Multi Party Delegation –It’s not UMA ….Yet!
Multi Party Delegation
Tuesday 3B Convener: Justin Richer
Notes-taker(s): William Kim
Tags for the session - technology discussed/ideas considered:
Discussion notes, key understandings, outstanding questions, observations, and, if appropriate to this discussion: action items, next steps:
MPD Not UMA
Justin Richer and team working on UMA implementation on top of MITREid-Connect project, found a lot of architectural decisions in the UMA protocol that made implementation difficult. Collected issues over 9 months of UMA implementation.
Earlier this year, took lessons learned and implemented into system--called it Multiparty Delegation (NOT compatible with UMA protocol!)
Justin: "Simplified the system, and made it more flexible at the same time".
Eve: UMA recent history. UMA 1.0 achieved acceptance March 2015. Then did 1.0.1 in December and addressed bunch of bugs. Collected non-backwards-compatible issues and 2016 roadmap for changes. Number of buckets: security, IoT, simplification, i.e. how it can be better aligned with OIDC/OAuth e.g. Can it be a true profile of OAuth 2.0?
MPD was developed with requirement that two users do not have to have accounts on the same server. Lead to "wide ecosystem" UMA use case.
Desirable to be able to cleanly place UMA on top of existing OIDC/OAuth setups, but wasn't possible with UMA 1.0.
Description of MPD flow (Notetaker's Disclaimer: may be missing parts):
Resource Owner flow.
Start by starting authentication session with Relying Party using local OIDC server. Unchecked UMA managed resources scope.
Now share resource to MPD server. First, declare the MPD server URL, which kicks off discovery and registration
Get presented with scope authorization screen with the UMA managed resource scope checked (UMA protection). Protection Access Token still there and works in the same way
Specific mechanisms of how this happens differs from UMA protocol (e.g. data structures, syntactic differences in resource set registration)
At this stage, pretty much still UMA with some syntactic changes.
UMA Discovery, OIDC Discovery, and OAuth Discovery were all different before.
Made alignments on UMA to OIDC Discovery.
Now Requesting Party shows up, and now its very different from UMA.
No AAT
If Bob already had account on the AS, then it would work, but this is the narrow ecosystem use case.
Pointer to AS and permission ticket MUST comes back in the header in MPD version to the Client.
UMA requesting resource one scope at a time, but developers would implement it just get all the scopes at once. It was entirely on the RS to make the call for what permissions it needs to ask for
George: Analogy for phone app asking for all the permissions up front vs. at run time.
Eve: 1. Multiple resource sets, each with it's own scopes -- complicates potentially what the client actually wants. 2. It's up to Alice (resource owner) to decide what get shares.
Justin: No, the AS ultimately decides which scope gets shared (Disagreement)

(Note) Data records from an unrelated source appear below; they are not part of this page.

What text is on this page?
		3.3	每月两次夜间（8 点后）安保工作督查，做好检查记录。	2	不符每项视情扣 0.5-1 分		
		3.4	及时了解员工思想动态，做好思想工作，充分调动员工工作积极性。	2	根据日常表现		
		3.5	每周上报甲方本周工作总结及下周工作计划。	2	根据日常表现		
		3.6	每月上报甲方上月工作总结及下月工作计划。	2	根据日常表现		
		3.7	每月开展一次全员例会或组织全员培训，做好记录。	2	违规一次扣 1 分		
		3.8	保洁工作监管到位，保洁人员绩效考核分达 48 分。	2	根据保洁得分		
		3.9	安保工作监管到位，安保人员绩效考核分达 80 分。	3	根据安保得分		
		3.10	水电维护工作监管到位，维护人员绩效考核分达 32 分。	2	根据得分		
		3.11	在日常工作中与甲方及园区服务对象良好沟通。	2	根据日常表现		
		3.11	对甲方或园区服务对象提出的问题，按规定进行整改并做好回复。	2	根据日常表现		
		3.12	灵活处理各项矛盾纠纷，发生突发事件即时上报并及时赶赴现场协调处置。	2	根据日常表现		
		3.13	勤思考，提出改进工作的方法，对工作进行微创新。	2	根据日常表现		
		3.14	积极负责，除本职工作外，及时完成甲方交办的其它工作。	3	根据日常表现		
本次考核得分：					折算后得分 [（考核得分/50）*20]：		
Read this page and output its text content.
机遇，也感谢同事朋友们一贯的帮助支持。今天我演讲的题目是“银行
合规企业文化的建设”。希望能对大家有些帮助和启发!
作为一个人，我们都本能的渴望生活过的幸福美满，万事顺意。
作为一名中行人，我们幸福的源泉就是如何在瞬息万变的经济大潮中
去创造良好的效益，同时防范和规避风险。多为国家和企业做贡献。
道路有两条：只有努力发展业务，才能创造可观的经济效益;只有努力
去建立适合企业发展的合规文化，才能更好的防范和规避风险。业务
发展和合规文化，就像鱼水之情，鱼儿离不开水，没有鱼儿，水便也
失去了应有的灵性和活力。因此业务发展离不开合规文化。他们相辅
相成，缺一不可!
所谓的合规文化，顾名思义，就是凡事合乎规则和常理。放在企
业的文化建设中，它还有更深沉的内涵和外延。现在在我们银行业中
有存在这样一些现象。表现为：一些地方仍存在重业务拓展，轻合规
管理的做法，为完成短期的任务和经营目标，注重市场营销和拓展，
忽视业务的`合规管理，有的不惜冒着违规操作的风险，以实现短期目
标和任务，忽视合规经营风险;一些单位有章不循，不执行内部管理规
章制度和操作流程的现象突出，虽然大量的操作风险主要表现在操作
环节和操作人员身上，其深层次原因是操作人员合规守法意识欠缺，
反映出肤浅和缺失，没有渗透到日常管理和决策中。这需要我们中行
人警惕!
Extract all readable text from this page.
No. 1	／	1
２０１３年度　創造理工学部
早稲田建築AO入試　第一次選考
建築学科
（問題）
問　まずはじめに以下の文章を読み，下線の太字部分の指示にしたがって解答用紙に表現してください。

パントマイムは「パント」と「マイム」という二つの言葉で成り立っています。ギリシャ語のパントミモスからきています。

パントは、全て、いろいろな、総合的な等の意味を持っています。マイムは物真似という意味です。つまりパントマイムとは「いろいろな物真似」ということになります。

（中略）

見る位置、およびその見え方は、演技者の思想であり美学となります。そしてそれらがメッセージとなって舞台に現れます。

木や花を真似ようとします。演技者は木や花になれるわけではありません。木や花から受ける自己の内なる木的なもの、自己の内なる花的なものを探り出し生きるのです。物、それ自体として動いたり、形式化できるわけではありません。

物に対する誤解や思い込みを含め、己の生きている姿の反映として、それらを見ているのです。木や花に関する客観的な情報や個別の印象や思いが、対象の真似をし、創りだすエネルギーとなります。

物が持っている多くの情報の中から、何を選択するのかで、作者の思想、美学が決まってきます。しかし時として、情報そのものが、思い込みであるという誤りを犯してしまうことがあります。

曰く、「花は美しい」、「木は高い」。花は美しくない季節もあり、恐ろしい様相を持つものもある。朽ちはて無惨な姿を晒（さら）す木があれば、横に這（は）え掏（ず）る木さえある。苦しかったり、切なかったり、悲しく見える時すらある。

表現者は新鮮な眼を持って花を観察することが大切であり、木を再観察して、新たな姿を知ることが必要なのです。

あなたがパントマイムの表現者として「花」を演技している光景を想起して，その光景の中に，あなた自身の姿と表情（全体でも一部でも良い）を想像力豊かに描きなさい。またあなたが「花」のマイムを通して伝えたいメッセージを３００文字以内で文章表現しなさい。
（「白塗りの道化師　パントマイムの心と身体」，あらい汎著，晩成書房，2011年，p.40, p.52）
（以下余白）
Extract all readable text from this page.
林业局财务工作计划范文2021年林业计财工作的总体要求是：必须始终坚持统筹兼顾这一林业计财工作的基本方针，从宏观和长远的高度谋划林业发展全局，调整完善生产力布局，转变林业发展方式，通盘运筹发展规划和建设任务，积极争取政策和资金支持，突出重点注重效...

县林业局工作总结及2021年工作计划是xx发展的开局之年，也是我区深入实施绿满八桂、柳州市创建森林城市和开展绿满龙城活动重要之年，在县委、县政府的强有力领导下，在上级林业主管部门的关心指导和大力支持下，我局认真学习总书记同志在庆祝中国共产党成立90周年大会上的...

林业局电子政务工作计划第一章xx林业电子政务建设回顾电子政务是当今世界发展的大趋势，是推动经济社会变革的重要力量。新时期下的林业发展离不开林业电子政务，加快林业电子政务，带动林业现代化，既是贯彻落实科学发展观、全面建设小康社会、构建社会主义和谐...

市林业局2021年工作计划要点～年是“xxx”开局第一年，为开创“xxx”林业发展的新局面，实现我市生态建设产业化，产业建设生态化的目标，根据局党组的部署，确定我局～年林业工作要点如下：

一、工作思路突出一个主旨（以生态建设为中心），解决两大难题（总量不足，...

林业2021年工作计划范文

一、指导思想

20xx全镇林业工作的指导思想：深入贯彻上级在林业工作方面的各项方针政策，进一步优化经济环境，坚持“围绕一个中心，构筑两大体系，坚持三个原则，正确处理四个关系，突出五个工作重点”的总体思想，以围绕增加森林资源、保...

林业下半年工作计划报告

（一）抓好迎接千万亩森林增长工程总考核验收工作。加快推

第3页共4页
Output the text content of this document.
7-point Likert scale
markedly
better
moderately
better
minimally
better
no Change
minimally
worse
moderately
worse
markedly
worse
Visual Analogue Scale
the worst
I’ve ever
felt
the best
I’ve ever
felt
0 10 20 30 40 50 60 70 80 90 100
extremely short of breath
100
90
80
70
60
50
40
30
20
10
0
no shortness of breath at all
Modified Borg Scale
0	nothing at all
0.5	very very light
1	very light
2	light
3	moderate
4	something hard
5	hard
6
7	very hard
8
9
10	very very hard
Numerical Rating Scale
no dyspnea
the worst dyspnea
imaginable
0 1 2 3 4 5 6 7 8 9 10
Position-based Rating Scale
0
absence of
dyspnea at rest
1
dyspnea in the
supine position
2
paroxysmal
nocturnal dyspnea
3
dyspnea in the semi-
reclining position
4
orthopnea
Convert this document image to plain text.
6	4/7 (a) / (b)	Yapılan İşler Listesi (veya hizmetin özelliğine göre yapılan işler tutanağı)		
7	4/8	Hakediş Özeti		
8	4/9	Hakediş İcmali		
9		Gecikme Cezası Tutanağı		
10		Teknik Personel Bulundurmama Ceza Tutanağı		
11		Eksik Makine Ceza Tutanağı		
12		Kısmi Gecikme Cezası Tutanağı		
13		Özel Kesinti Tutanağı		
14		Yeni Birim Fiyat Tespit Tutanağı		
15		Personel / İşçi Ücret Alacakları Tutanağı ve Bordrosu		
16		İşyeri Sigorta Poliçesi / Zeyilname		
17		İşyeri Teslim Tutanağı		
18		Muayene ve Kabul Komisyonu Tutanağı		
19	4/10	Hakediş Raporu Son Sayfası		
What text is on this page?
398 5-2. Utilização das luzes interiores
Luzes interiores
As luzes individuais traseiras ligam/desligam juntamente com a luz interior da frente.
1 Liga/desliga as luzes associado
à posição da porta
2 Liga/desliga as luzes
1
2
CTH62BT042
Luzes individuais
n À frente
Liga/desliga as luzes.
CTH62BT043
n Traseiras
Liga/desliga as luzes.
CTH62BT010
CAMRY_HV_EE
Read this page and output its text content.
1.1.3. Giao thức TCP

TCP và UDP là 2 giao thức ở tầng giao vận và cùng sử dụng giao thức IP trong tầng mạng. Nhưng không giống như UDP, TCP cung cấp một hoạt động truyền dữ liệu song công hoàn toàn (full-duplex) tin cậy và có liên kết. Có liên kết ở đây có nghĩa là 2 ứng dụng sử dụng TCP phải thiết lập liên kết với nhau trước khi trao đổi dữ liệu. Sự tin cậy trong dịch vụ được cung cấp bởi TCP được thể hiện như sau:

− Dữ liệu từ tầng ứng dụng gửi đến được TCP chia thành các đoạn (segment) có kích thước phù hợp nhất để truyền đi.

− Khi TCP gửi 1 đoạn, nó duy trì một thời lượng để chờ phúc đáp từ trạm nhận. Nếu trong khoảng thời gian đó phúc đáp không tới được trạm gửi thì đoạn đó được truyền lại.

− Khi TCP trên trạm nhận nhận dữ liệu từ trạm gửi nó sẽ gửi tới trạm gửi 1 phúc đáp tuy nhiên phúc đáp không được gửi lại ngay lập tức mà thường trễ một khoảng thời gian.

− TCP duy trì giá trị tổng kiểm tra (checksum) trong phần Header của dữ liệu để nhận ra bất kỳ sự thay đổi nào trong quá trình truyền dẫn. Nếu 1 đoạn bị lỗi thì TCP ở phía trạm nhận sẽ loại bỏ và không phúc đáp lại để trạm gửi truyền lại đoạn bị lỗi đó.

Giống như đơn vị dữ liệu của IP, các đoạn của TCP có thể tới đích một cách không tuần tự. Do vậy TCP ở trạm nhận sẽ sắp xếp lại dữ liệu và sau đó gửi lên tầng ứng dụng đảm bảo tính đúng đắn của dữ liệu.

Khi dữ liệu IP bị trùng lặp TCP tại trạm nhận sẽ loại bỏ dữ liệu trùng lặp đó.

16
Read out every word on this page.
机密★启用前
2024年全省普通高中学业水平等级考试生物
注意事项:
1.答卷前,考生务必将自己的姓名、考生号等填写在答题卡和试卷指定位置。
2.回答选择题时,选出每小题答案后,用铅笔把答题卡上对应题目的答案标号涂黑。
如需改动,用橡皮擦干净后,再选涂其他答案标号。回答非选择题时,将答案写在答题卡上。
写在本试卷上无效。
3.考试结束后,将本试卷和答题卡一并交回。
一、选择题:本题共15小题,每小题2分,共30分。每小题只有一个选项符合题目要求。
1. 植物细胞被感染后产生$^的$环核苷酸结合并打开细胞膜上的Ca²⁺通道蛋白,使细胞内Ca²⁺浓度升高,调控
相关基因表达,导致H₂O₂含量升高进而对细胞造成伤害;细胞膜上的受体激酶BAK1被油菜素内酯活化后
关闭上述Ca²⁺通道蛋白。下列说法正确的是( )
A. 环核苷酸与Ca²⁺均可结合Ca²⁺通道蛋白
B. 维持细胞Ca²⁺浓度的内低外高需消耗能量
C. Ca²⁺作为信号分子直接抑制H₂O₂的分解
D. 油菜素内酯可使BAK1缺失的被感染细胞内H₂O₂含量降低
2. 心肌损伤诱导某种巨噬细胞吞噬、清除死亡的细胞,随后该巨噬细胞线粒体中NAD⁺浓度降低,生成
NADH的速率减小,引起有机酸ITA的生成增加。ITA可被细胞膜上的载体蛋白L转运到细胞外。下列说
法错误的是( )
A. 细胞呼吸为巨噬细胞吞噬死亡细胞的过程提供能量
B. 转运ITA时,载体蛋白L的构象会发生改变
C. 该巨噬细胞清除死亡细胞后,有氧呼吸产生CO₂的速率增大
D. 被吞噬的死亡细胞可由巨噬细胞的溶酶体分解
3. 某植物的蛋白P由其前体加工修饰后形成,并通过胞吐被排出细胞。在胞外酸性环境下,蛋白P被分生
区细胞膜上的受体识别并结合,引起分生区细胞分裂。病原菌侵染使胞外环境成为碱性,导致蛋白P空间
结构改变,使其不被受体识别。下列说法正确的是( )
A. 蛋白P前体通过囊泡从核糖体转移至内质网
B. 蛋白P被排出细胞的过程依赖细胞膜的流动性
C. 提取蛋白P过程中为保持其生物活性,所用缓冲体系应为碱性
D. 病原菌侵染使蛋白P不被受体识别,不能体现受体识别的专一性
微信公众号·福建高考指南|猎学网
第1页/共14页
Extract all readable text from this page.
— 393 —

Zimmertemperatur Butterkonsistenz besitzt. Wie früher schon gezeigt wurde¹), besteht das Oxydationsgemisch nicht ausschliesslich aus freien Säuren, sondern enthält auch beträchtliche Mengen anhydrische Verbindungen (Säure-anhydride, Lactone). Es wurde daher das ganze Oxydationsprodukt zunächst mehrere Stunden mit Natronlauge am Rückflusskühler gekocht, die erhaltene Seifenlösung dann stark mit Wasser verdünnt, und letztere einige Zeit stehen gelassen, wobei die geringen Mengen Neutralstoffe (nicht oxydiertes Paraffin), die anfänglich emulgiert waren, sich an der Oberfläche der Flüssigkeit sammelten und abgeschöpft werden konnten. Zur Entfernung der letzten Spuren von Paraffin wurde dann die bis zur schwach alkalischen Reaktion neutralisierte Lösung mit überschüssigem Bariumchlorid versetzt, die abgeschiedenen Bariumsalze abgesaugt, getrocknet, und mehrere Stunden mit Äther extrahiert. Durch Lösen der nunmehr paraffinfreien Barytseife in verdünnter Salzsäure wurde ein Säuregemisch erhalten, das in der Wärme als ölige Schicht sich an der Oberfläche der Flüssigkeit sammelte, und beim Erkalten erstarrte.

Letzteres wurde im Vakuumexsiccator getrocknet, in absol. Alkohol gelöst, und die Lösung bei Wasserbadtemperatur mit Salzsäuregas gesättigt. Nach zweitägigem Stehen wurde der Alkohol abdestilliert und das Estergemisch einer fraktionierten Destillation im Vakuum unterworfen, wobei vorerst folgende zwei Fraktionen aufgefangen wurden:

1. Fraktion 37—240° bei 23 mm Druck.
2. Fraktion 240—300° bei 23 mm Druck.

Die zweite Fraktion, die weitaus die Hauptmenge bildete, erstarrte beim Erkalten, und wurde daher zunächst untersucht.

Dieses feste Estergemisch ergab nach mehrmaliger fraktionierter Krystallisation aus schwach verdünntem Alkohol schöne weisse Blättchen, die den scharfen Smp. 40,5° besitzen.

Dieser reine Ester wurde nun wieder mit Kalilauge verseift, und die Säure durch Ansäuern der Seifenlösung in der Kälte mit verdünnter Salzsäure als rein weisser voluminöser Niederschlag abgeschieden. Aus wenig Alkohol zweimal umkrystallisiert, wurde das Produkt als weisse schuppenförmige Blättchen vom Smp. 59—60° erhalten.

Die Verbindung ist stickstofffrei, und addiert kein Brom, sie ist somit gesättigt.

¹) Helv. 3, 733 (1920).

Client requested resource.
Now AS has to do some set math, scopes that the Client has requested, and scopes that Client is authorized
Also, set of policies that apply to this authorization, each of those may have scopes.
One way to handle this is to interactively involve the requesting party,
"Claims gathering endpoint", aka interactive claims gathering endpoint. In MPD, it uses OpenID Connect and it's an RP, but doesn't necessarily need to be--just needs some some way to prove the Requesting Party. "Just go get something from the RqP".
Two ways to attach claims to a permission ticket, claims gathering endpoint or claims pushing to the endpoint.
UMA Token Profiles? Introspection vs Structured tokens
Adrian: Doesn't work with HIPAA unless the RS gives Resource Owner gets warning that Client is trying to get access.